We have already mentioned this above (in the section on the problems of the dataset), but now consider some of the difficulties in more detail:
Clothes . Very dark or very light clothing is sometimes interpreted as a background.
"Clearances" . The results, good in the rest, sometimes had gaps in themselves.
Clothes and gaps.
Lighting . In the images often there is poor lighting and darkness, but not in the COCO dataset. Models generally find it difficult to work with such pictures, and our model was not prepared for such difficult images. You can try to solve this by adding more data, as well as using data augmentation. In the meantime, it's better not to test our application at night :)
An example of poor lighting.
Options for further improvement
Continuation of training
Our results were obtained after about 300 sampling cycles over our test data. After this, over-fitting began. We achieved such results very close to the release, so we did not have the opportunity to apply the standard practice of data augmentation.
We trained the model after resizing the images to 224x224. Also, the results should be further improved with more data and larger images (the original COCO image size is about 600x1000).
CRF and other improvements
At some points, we noticed that our results are a bit "noisy" at the edges. A model that can cope with this is the CRF (Conditional random fields). In this post the author gives a simplified example of using CRF.
However, we were not very motivated, probably because this model is usually useful when the results are more rude.
Even with our current results, segmentation is not ideal. Hair, thin clothes, tree branches and other small objects will never be segmented ideally, if only because the segmentation of the control data does not contain these nuances. The task of separating such a delicate segmentation is called matting, and it also reveals other complications. Here is an example of modern matting, published at the beginning of this year at the NVIDIA conference.
Example matting - input data include trimap.
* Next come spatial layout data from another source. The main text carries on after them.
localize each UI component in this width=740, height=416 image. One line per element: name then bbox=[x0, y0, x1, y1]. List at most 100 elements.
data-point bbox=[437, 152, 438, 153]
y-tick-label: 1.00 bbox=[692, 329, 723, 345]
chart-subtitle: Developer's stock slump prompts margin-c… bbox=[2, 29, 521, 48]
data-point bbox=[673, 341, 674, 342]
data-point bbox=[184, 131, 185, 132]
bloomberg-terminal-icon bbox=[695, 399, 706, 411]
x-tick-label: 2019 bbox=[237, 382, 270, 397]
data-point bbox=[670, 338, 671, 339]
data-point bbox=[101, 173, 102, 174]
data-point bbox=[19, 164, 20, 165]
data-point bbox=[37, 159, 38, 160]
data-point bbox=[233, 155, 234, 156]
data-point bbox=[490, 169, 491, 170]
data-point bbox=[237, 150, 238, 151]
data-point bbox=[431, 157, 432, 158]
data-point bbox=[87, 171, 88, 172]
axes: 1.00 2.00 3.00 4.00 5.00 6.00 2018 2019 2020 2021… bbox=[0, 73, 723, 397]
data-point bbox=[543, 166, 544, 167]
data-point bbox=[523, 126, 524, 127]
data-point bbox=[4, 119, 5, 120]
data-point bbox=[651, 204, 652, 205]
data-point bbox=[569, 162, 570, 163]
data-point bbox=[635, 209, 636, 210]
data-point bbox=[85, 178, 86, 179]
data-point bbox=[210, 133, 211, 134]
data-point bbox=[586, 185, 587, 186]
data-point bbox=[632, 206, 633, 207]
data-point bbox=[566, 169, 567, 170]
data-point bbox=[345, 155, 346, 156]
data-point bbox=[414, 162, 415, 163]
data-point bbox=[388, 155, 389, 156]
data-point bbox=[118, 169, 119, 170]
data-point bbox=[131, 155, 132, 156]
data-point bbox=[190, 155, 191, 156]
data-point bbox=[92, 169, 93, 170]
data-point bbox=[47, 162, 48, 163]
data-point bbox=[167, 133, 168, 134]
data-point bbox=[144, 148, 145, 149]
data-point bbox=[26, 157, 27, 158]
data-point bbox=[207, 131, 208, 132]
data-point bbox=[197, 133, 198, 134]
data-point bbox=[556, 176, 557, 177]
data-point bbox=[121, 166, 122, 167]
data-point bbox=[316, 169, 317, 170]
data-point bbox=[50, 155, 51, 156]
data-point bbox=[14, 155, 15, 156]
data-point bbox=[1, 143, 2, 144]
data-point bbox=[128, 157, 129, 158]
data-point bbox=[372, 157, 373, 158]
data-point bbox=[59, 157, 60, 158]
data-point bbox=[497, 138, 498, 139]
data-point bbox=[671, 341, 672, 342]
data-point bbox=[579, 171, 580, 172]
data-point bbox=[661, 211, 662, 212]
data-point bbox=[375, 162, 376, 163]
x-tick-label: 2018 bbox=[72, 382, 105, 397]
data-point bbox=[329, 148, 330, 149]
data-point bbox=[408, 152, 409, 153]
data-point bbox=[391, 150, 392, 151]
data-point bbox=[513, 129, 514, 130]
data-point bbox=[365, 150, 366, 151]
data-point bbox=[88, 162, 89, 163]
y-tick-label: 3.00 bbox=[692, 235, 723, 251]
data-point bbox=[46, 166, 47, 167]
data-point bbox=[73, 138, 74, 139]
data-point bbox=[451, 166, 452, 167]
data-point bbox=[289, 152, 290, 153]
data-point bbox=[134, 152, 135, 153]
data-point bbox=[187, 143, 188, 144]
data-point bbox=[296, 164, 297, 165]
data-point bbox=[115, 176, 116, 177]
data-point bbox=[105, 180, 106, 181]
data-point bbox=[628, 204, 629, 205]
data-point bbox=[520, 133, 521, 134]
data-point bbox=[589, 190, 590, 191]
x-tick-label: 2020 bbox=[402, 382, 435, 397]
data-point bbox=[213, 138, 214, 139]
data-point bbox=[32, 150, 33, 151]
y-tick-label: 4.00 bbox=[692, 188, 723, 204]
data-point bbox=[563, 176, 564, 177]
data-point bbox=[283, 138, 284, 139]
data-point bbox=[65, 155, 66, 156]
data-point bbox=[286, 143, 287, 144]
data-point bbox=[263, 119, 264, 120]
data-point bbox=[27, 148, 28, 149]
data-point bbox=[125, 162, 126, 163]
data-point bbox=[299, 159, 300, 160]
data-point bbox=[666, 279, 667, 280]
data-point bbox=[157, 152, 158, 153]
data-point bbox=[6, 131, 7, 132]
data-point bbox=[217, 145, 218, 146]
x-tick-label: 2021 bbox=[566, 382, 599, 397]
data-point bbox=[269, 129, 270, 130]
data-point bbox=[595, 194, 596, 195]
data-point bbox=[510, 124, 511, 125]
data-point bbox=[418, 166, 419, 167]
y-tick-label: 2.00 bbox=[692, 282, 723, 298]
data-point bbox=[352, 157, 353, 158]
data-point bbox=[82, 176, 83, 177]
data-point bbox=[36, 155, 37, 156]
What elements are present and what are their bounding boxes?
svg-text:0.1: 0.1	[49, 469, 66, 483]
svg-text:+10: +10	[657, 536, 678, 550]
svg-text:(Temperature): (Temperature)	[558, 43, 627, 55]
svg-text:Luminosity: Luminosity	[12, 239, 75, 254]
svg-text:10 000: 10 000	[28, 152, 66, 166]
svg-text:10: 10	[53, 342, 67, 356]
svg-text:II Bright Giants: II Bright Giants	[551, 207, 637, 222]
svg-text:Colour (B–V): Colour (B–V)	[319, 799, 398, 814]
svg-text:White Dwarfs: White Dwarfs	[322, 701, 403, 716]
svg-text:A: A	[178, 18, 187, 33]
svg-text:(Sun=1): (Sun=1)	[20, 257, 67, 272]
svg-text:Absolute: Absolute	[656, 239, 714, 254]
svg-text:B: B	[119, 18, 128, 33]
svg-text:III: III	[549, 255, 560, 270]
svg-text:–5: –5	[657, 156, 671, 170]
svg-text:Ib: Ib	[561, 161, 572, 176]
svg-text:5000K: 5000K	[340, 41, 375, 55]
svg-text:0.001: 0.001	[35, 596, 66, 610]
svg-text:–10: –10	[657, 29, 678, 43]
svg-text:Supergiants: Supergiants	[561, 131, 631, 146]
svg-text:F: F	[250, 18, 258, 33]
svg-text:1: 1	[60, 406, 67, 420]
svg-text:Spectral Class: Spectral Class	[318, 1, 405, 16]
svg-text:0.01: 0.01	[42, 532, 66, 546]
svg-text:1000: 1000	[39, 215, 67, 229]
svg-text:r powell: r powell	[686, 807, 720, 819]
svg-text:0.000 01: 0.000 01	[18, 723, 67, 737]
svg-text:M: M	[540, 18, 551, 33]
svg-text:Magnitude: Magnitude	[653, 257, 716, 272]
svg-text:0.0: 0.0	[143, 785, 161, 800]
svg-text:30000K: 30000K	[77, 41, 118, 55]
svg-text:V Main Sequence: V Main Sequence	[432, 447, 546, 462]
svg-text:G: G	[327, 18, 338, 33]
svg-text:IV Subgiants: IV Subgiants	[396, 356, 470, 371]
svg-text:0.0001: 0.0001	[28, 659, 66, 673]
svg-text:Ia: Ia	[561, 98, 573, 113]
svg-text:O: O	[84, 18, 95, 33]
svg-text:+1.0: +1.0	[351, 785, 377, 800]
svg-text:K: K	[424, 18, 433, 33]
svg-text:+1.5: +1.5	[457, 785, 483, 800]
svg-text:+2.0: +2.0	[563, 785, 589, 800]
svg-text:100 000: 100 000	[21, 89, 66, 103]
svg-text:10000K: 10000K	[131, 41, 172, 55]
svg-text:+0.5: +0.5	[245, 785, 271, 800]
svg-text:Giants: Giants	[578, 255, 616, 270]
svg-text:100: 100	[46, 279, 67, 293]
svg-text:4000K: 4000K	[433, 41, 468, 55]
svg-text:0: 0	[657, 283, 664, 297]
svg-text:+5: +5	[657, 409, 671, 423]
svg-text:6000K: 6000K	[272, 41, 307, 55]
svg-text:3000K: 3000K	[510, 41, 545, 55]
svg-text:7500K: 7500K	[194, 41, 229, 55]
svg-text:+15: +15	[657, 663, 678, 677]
The matting task differs from other tasks related to image processing, because the input data includes not only the image, but also the trimap - the contour of the edges of the images, which makes matting a problem of "semi-controlled" learning.
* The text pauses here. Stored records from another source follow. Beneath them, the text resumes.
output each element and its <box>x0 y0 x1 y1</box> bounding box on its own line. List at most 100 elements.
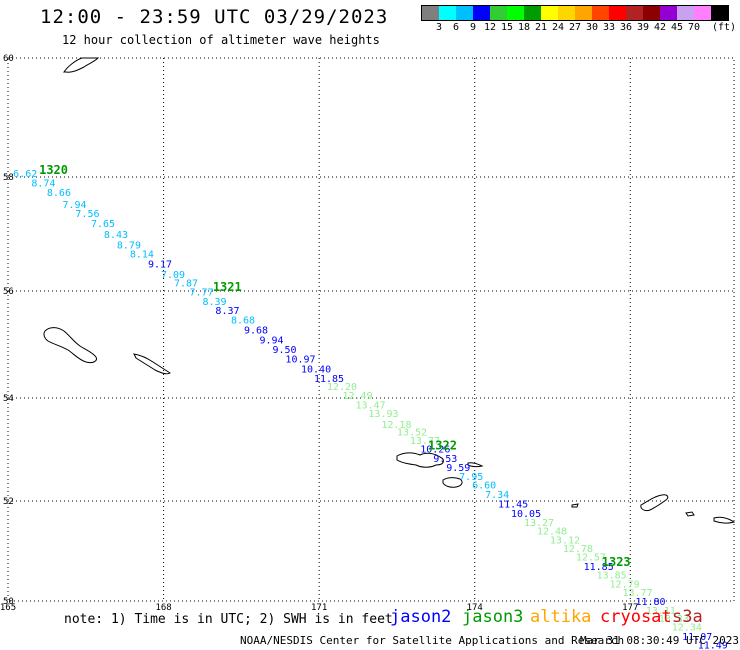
satellite-label-cryosat: cryosat <box>600 607 672 627</box>
wave-height-value: 7.95 <box>459 472 483 483</box>
map-subtitle: 12 hour collection of altimeter wave hei… <box>62 33 380 47</box>
wave-height-value: 12.18 <box>381 420 411 431</box>
longitude-label: 168 <box>155 603 171 613</box>
wave-height-value: 8.74 <box>31 179 55 190</box>
legend-swatch <box>524 6 541 20</box>
coastline-islet-b <box>467 462 484 468</box>
legend-swatch <box>490 6 507 20</box>
coastline-bering-island <box>43 327 97 364</box>
wave-height-value: 10.40 <box>301 364 331 375</box>
generated-timestamp: Mar 31 08:30:49 UTC 2023 <box>580 634 739 647</box>
latitude-label: 56 <box>3 287 14 297</box>
note-text: note: 1) Time is in UTC; 2) SWH is in fe… <box>64 612 393 627</box>
wave-height-value: 10.97 <box>285 355 315 366</box>
wave-height-value: 12.49 <box>342 391 372 402</box>
latitude-label: 52 <box>3 497 14 507</box>
longitude-label: 174 <box>467 603 483 613</box>
pass-number-label: 1323 <box>602 555 631 569</box>
legend-label: 36 <box>619 22 633 33</box>
wave-height-value: 11.85 <box>584 562 614 573</box>
legend-swatch <box>541 6 558 20</box>
map-title: 12:00 - 23:59 UTC 03/29/2023 <box>40 6 389 28</box>
wave-height-value: 13.27 <box>524 518 554 529</box>
wave-height-value: 13.77 <box>410 436 440 447</box>
wave-height-value: 11.49 <box>698 641 728 650</box>
wave-height-value: 8.68 <box>231 316 255 327</box>
legend-swatch <box>711 6 728 20</box>
latitude-label: 60 <box>3 54 14 64</box>
wave-height-value: 9.94 <box>260 335 284 346</box>
wave-height-value: 8.14 <box>130 249 154 260</box>
pass-number-label: 1322 <box>428 439 457 453</box>
legend-label: 45 <box>670 22 684 33</box>
coastline-islet-d <box>685 511 695 517</box>
legend-label: 9 <box>469 22 477 33</box>
wave-height-value: 6.62 <box>13 169 37 180</box>
wave-height-value: 7.56 <box>75 209 99 220</box>
wave-height-value: 10.05 <box>511 509 541 520</box>
legend-swatch <box>422 6 439 20</box>
wave-height-value: 7.87 <box>174 278 198 289</box>
legend-swatch <box>677 6 694 20</box>
color-legend: 3 6 9 12 15 18 21 24 27 30 33 36 39 42 45 70 (ft) <box>421 5 736 33</box>
wave-height-value: 8.43 <box>104 230 128 241</box>
wave-height-value: 8.37 <box>215 306 239 317</box>
wave-height-value: 9.17 <box>148 260 172 271</box>
legend-swatch <box>609 6 626 20</box>
wave-height-value: 13.52 <box>397 428 427 439</box>
wave-height-value: 9.50 <box>272 345 296 356</box>
latitude-label: 58 <box>3 173 14 183</box>
legend-label: 39 <box>636 22 650 33</box>
wave-height-value: 7.34 <box>485 490 509 501</box>
wave-height-value: 8.66 <box>47 188 71 199</box>
coastline-islet-c <box>571 503 579 508</box>
coastline-islet-a <box>442 477 463 488</box>
legend-label: 30 <box>585 22 599 33</box>
legend-label: 70 <box>687 22 701 33</box>
longitude-label: 171 <box>311 603 327 613</box>
legend-swatch <box>507 6 524 20</box>
wave-height-value: 12.20 <box>327 382 357 393</box>
legend-labels: 3 6 9 12 15 18 21 24 27 30 33 36 39 42 45 70 (ft) <box>421 22 740 36</box>
pass-number-label: 1320 <box>39 163 68 177</box>
wave-height-value: 6.60 <box>472 481 496 492</box>
legend-swatch <box>592 6 609 20</box>
coastline-medny-island <box>133 353 171 375</box>
wave-height-track: 6.628.748.667.947.567.658.438.798.149.17… <box>13 163 728 650</box>
legend-label: (ft) <box>711 22 737 33</box>
legend-label: 15 <box>500 22 514 33</box>
wave-height-value: 13.12 <box>550 536 580 547</box>
coastlines <box>43 57 736 524</box>
legend-swatch <box>456 6 473 20</box>
longitude-label: 177 <box>622 603 638 613</box>
legend-label: 18 <box>517 22 531 33</box>
graticule <box>8 58 734 601</box>
wave-height-value: 13.11 <box>646 606 676 617</box>
latitude-label: 50 <box>3 597 14 607</box>
coastline-near-islands <box>396 452 444 468</box>
wave-height-value: 11.45 <box>498 500 528 511</box>
legend-swatch <box>575 6 592 20</box>
legend-swatch <box>473 6 490 20</box>
credit-text: NOAA/NESDIS Center for Satellite Applica… <box>240 634 625 647</box>
legend-label: 27 <box>568 22 582 33</box>
wave-height-value: 9.68 <box>244 325 268 336</box>
pass-number-label: 1321 <box>213 280 242 294</box>
wave-height-value: 8.79 <box>117 240 141 251</box>
legend-swatch <box>626 6 643 20</box>
satellite-label-s3a: s3a <box>672 607 703 627</box>
legend-swatch <box>660 6 677 20</box>
map-frame <box>7 57 735 602</box>
wave-height-value: 13.93 <box>368 409 398 420</box>
coastline-rat-islands <box>640 494 669 512</box>
wave-height-value: 13.33 <box>659 614 689 625</box>
wave-height-value: 7.77 <box>190 287 214 298</box>
wave-height-value: 7.65 <box>91 219 115 230</box>
satellite-label-altika: altika <box>530 607 592 627</box>
legend-label: 33 <box>602 22 616 33</box>
legend-swatch <box>694 6 711 20</box>
legend-label: 12 <box>483 22 497 33</box>
wave-height-value: 10.26 <box>420 445 450 456</box>
satellite-label-jason2: jason2 <box>390 607 452 627</box>
wave-height-value: 7.09 <box>161 270 185 281</box>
We experimented a bit with matting, using our segmentation as trimap, but did not achieve significant results.
Another problem was the lack of suitable data for learning the data.
As it was said at the beginning, our goal was to create a meaningful product with the help of in-depth training. As you can see in posts Alona , the introduction is becoming easier and faster. On the other hand, with the training of the model the situation is worse - training, especially when it is conducted overnight, requires careful planning, debugging and recording the results.
It is not easy to balance between research and attempts to do something new, as well as routine training and improvement. Because we use deep training, we always have a feeling that a more perfect model is just around the corner, or just such a model as we need, and one more search on Google, or one more article read will lead us to the desired one. But in practice, our actual improvements resulted from the fact that we "squeezed" more and more of our original model. And we still feel that we can squeeze much more.
We had a lot of fun doing this work, which a few months ago seemed like science fiction.